“The Commerce Committee inquiry into finance company failures will provide a welcome opportunity to correct some misperceptions about moratoria and – perhaps – to revisit some earlier policy decisions,” says Roger Wallis, a partner at Chapman Tripp.
Chapman Tripp has a particular interest in moratoria having acted for the majority of them, particularly the biggest ones.*
“A moratorium can offer a better outcome to investors than receivership and can be more innovative and tailored to individual circumstances. A lot of the things that the inquiry will look into are already covered by moratoria we have been involved with,” he said.
He noted that the Terms of Reference, which the committee had been developing behind closed doors over the last two months, were incredibly wide-ranging and covered a number of issues which had either already been regulated for or would have been regulated for by next year.

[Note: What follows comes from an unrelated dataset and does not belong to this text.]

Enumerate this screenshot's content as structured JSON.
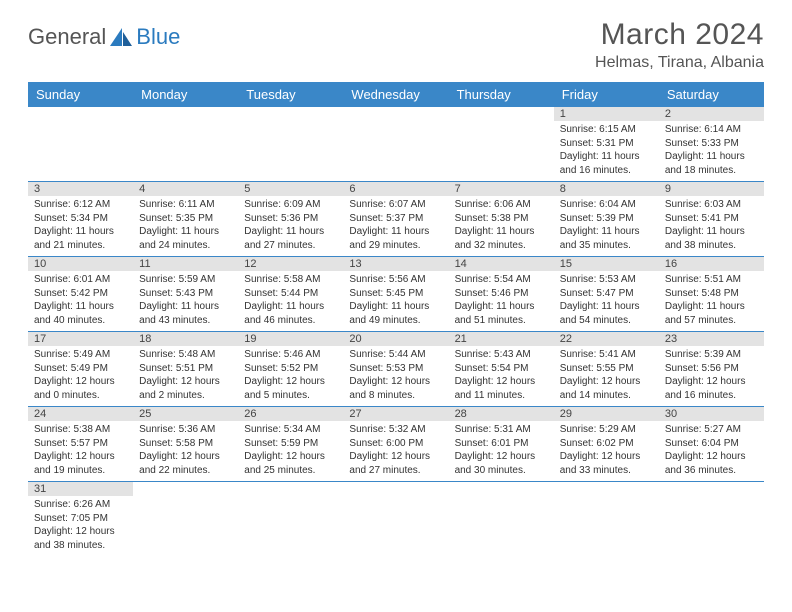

“As a result of all this regulation, the environment the committee will be reporting into will be quite different to the environment that applied in 2007 when the financial collapses began.
“Hopefully the committee will take the platform provided by the inquiry to rethink some earlier changes. A central plank of the regulatory regime for finance companies from next year, for example, is a mandatory requirement for credit ratings.
“We have seen over the last 18 months what happens to people who rely too heavily on credit ratings,” Roger Wallis said.
*Moratoria Chapman Tripp has advised on include: Hanover Group, OPI Pacific Finance, Boston Finance, North South Finance, Beneficial Finance and Orange Finance. Receiverships include: Bridgecorp, Belgrave Finance, Property Finance Securities, Western Bay Finance, Numeria Finance, Capital + Merchant Finance and Kiwi Finance.